3. IP, capability building, and developing translation expertise through partnerships. While there is certainly evidence for the benefits of partnership in specific areas, including to access unique technologies, data, or solution types, managing these partnerships exclusively at arm’s length and keeping novel methods or solutions separate from day-to-day research mean that necessary future capabilities for a transformation in drug discovery may not be built.
Biopharma companies should be selective and specific about the capabilities to be delivered by partnerships versus those built in-house. Similarly, a balanced approach to in-house and external talent (notably, the data scientists and data engineers needed to work with researchers in developing the algorithms and technology backbones to support prioritized areas) is vital. Often overlooked but mission critical for AI enablement, are “translators” or “product owners” with deep business, clinical, scientific, and AI/ML and systems architecture understanding. These profiles have a product ownership mindset and understand and dynamically evaluate all elements of the analytics team to maintain focus on value and impact delivery, thereby assuring successful project delivery.
4. Industrialization of AI with MLOps and reusable analytical assets. For the capabilities a biopharma company builds in-house, it is essential to have the right enablers in place to support scaling across research activities: the right technology infrastructure and methodologies, especially DataOps and MLOps and an appropriate data architecture (for example, graph databases or Data Vault 2.0 technology). DataOps (data operations) enables companies to gain more value from their data by accelerating the process of building models. MLOps involves ensuring the right platforms, tools, services, and roles with the right team operating model and standards for delivering AI reliably and at scale. Technical-architecture enablers to support processing compute-intensive workflows such as AlphaFold, molecular-dynamics simulations, optimization models, and image-recognition workflows are a core requirement. Furthermore, enabling concepts such as Data Vault 2.0 techniques and graph databases are table stakes as AI capabilities scale.

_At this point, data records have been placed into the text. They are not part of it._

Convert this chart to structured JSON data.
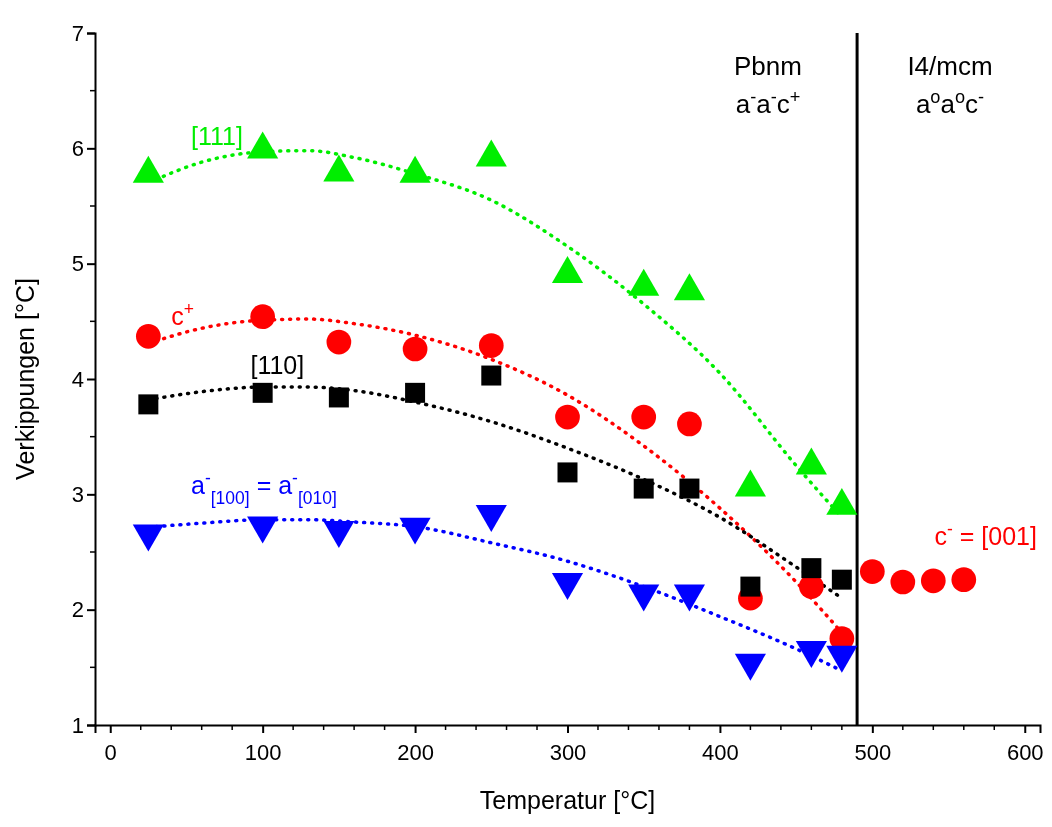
{
  "chart_data": {
    "type": "scatter",
    "xlabel": "Temperatur [°C]",
    "ylabel": "Verkippungen [°C]",
    "xlim": [
      -10,
      610
    ],
    "xticks": [
      0,
      100,
      200,
      300,
      400,
      500,
      600
    ],
    "ylim": [
      1,
      7
    ],
    "yticks": [
      1,
      2,
      3,
      4,
      5,
      6,
      7
    ],
    "grid": false,
    "series": [
      {
        "name": "[111]",
        "color": "#00ee00",
        "marker": "triangle",
        "x": [
          25,
          100,
          150,
          200,
          250,
          300,
          350,
          380,
          420,
          460,
          480
        ],
        "values": [
          5.78,
          5.99,
          5.79,
          5.78,
          5.92,
          4.91,
          4.8,
          4.76,
          3.06,
          3.25,
          2.9
        ]
      },
      {
        "name": "c$^{+}$",
        "color": "#ff0000",
        "marker": "circle",
        "x": [
          25,
          100,
          150,
          200,
          250,
          300,
          350,
          380,
          420,
          460,
          480
        ],
        "values": [
          4.37,
          4.54,
          4.32,
          4.26,
          4.29,
          3.67,
          3.67,
          3.61,
          2.1,
          2.2,
          1.75
        ]
      },
      {
        "name": "[110]",
        "color": "#000000",
        "marker": "square",
        "x": [
          25,
          100,
          150,
          200,
          250,
          300,
          350,
          380,
          420,
          460,
          480
        ],
        "values": [
          3.78,
          3.88,
          3.84,
          3.88,
          4.03,
          3.19,
          3.05,
          3.05,
          2.2,
          2.36,
          2.26
        ]
      },
      {
        "name": "a$^{-}$$_{[100]}$ = a$^{-}$$_{[010]}$",
        "color": "#0000ff",
        "marker": "triangle-down",
        "x": [
          25,
          100,
          150,
          200,
          250,
          300,
          350,
          380,
          420,
          460,
          480
        ],
        "values": [
          2.66,
          2.73,
          2.69,
          2.72,
          2.83,
          2.24,
          2.14,
          2.14,
          1.54,
          1.65,
          1.61
        ]
      },
      {
        "name": "c$^{-}$ = [001]",
        "color": "#ff0000",
        "marker": "circle",
        "x": [
          500,
          520,
          540,
          560
        ],
        "values": [
          2.33,
          2.24,
          2.25,
          2.26
        ]
      },
      {
        "type": "line",
        "color": "#00ee00",
        "line_style": "dotted",
        "x": [
          30,
          60,
          100,
          130,
          160,
          200,
          250,
          300,
          350,
          400,
          450,
          480
        ],
        "values": [
          5.73,
          5.88,
          5.97,
          5.98,
          5.92,
          5.78,
          5.55,
          5.15,
          4.65,
          4.05,
          3.25,
          2.8
        ]
      },
      {
        "type": "line",
        "color": "#ff0000",
        "line_style": "dotted",
        "x": [
          30,
          60,
          100,
          130,
          160,
          200,
          250,
          300,
          350,
          400,
          450,
          480
        ],
        "values": [
          4.33,
          4.44,
          4.51,
          4.52,
          4.48,
          4.38,
          4.17,
          3.86,
          3.42,
          2.88,
          2.24,
          1.8
        ]
      },
      {
        "type": "line",
        "color": "#000000",
        "line_style": "dotted",
        "x": [
          30,
          60,
          100,
          130,
          160,
          200,
          250,
          300,
          350,
          400,
          450,
          480
        ],
        "values": [
          3.83,
          3.89,
          3.93,
          3.93,
          3.9,
          3.8,
          3.63,
          3.4,
          3.13,
          2.8,
          2.37,
          2.1
        ]
      },
      {
        "type": "line",
        "color": "#0000ff",
        "line_style": "dotted",
        "x": [
          30,
          60,
          100,
          130,
          160,
          200,
          250,
          300,
          350,
          400,
          450,
          480
        ],
        "values": [
          2.72,
          2.75,
          2.78,
          2.78,
          2.76,
          2.72,
          2.58,
          2.42,
          2.2,
          1.94,
          1.66,
          1.47
        ]
      }
    ],
    "ref_lines": [
      {
        "axis": "x",
        "value": 490,
        "color": "#000000",
        "line_style": "solid"
      }
    ],
    "annotations": [
      "Pbnm",
      "a$^{-}$a$^{-}$c$^{+}$",
      "I4/mcm",
      "a$^{o}$a$^{o}$c$^{-}$"
    ]
  }
}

To successfully deploy research systems, development teams must build multiple interrelated components (data connectors and pipelines, models, APIs, and visual interfaces) that work seamlessly to drive adoption among end users. Fragmentation of code bases and components, and reduced productivity due to integration challenges, are natural risks that arise when multiple tools are deployed across different domains and teams. Ensuring coding standards in development and harmonization of coding approaches across teams increases long-term productivity and solution robustness. Additionally, harmonization enables sharing of reusable components (data connectors, feature libraries, model-based embeddings) across projects: for example, using graph neural-network molecular embeddings for hit prediction and lead optimization for toxicity reduction. As the emerging research platform grows in complexity, “assetization” of reusable components becomes an increasingly important source of development productivity (with twice the productivity for teams that embrace it) and an important in-house capability that requires a dedicated team with a product-centered mindset.12
The question today is whether biopharma companies will move analytics investments beyond a focus on individual projects and marquee partnerships to transforming research at scale. A shift to focusing on specific scientific and operational pain points and building AI into fully integrated research systems—with a road map to scale—will enable biopharma companies to capture real business and patient impact from using AI in research.